Los MICROVIAJES
A Málaga y Sevilla: día 2.3
“Por encima de todas las ideas filosóficas, aún en lo referente a la virtud misma, el último fin de nuestra vida es el placer”. Michel de Montaigne
Sábado, veintitrés de mayo de dos mil veintiséis
… Después del Pompidou nos sentamos en la terraza del Hard Rock a tomarnos un tinto de verano y contemplar la zona portuaria. La camarera era muy simpática. Desde donde nos encontrábamos se divisaban dos cruceros turísticos, supongo que sin hantavirus. Nos sentíamos en la pura gloria, con una luz esplendorosa que matizaba los contornos y la textura de todo lo que divisábamos. En esos momentos de puro placer llegué a pensar que viajar tenía todo el sentido del mundo.
Después de un rato nos dispusimos a visitar la catedral que se encontraba enfrente, en la zona urbana céntrica. Comenzó a construirse en el siglo XVI con intenciones gótico-tardías para acabar siendo renacentista, más de doscientos años después. No nos detuvimos demasiado en ella, a mí no me entusiasmó, quizá porque en este viaje en lo que se refería a catedrales, solo pensaba en la de Sevilla.
Además, las catedrales me gustan góticas, pura esencia del espíritu catedralicio.
Paramos a comer en una taberna con terraza en la zona, la del gitano tuerto. Comimos regular tirando a mal, pero eso sí, caro.
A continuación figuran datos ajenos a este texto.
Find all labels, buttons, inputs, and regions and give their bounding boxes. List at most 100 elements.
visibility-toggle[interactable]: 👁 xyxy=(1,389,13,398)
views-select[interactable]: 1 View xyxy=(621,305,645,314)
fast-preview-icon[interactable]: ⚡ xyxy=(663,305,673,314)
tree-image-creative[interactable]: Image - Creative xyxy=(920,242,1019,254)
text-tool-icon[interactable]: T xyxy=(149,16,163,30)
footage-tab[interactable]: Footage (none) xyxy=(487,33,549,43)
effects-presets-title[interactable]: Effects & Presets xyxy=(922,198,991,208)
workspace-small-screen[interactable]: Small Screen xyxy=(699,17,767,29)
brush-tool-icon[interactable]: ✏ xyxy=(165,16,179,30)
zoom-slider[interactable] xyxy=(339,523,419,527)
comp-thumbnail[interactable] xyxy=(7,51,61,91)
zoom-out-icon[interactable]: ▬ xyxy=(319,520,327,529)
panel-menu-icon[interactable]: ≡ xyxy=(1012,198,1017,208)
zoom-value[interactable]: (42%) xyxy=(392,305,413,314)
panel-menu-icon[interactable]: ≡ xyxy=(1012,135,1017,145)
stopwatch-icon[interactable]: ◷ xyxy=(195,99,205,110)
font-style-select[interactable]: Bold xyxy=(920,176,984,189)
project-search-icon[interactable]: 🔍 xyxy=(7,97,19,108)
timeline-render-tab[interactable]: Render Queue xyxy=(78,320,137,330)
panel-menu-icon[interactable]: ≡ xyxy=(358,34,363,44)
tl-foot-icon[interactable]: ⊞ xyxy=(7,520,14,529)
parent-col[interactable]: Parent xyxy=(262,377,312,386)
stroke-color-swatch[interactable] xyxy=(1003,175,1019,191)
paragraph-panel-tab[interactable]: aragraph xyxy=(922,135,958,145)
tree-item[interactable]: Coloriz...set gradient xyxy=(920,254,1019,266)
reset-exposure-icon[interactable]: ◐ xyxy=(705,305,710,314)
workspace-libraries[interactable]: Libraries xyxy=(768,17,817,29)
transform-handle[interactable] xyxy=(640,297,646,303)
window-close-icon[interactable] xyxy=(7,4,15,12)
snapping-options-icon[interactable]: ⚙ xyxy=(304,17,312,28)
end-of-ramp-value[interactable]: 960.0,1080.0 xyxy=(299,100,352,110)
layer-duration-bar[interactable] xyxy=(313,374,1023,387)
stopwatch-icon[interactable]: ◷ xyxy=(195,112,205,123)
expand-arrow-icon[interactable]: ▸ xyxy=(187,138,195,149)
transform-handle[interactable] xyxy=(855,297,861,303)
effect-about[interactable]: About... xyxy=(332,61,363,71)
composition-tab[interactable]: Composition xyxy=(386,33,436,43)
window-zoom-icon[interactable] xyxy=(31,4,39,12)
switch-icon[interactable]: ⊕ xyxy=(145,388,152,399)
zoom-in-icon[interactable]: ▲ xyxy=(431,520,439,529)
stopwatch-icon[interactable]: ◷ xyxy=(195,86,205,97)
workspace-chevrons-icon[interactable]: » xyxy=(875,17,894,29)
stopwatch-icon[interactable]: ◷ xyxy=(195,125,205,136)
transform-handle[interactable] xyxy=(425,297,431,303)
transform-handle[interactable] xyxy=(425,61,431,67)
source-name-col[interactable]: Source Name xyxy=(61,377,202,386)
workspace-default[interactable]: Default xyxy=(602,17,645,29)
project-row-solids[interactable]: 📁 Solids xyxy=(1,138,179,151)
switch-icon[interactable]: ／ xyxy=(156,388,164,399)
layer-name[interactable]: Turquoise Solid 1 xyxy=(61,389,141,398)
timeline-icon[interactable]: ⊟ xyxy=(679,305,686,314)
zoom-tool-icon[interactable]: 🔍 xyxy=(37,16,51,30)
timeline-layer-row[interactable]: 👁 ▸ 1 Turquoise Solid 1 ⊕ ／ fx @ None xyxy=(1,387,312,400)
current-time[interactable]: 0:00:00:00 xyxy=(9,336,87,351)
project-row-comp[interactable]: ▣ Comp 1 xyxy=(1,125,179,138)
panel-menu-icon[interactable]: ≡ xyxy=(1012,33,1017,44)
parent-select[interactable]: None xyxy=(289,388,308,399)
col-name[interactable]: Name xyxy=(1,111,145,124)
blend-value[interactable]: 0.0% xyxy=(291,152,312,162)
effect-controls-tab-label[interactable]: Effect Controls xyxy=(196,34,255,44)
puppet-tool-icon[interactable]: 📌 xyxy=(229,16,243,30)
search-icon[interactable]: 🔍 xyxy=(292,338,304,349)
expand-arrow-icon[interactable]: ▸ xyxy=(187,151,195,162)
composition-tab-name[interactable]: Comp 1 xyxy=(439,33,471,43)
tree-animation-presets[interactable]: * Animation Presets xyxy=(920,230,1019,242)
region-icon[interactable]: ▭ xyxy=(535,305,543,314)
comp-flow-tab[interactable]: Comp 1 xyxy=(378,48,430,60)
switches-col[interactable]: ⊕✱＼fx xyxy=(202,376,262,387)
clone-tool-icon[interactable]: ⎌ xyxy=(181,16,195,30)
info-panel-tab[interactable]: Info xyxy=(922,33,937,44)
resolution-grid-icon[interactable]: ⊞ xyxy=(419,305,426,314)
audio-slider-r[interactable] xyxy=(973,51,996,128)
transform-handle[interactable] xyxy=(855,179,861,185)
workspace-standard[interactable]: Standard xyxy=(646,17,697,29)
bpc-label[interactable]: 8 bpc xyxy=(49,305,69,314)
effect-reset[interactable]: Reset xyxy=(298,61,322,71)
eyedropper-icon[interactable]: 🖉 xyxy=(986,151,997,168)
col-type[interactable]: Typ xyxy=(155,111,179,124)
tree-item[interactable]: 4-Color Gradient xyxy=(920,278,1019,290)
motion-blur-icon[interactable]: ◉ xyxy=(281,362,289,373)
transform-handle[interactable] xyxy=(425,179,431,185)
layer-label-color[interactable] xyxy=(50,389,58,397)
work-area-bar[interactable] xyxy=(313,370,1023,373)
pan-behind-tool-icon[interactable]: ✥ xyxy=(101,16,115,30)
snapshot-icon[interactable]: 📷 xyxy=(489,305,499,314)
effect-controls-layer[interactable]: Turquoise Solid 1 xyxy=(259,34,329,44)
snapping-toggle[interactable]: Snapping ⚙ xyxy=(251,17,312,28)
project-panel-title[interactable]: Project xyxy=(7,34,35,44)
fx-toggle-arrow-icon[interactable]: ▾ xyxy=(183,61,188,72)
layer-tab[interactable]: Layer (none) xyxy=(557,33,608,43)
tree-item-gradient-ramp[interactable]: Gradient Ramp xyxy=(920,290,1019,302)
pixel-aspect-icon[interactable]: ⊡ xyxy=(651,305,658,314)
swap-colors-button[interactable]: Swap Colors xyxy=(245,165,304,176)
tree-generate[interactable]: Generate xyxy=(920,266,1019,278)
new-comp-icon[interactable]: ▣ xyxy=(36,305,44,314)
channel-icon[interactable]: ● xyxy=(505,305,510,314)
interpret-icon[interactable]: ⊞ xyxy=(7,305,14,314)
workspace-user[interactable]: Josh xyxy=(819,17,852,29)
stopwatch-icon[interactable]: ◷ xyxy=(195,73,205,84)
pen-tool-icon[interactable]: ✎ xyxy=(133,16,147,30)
Estábamos en coto de caza de turistas.
De casa del gitano nos acercamos a casa de Tita (Thyssen), que estaba cerca.
Ubicado en el Palacio de Villalón, finales del siglo XV y principios del XVI, el espacio alberga restos romanos del siglo I d.c. que no son visitables con la entrada al museo.
La obra expuesta se despliega en cuatro plantas y cumplió con las peores expectativas que llevábamos en nuestra mochila de prejuicios, o tal vez preferencias, al menos las mías: una ingente cantidad de obras pertenecientes al siglo XIX y principios del XX, a saber: paisajismo romántico, costumbrismo, preciosismo, naturalismo… y lo peor de todo redundante con cantidad de obras similares, muy parecidas. Vistas unas pocas, vistas todas…
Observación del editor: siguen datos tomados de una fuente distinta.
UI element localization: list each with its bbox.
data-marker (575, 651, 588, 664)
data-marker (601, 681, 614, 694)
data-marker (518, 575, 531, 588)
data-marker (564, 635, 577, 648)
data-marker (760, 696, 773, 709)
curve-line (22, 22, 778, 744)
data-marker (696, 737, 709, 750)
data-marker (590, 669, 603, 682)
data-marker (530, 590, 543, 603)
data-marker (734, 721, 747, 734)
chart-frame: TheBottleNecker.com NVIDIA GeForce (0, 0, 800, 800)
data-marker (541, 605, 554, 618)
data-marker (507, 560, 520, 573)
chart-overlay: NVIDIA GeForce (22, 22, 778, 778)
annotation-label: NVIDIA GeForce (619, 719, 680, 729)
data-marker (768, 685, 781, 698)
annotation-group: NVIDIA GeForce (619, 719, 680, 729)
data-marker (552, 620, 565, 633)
Nos aburrimos, pero lo solucionamos largándonos pronto, antes de tiempo tal vez…
La Fotografía: Volvimos al puerto y nos sentamos en una terraza a tomar unos cócteles (me equivoqué en la elección y me lo dejé casi entero). Nos fotografiamos mutuamente y yo a la gente que pasaba inadvertidamente, y en este caso, a una familia o colegas que se sintieron vivamente interesados en la partida del crucero Amadea, que desatracaba en ese momento. Me gusta hacer eso, aunque reconozca que no está bien, pero es un mero ejercicio estético-sociológico sin mala intención y ninguna trascendencia.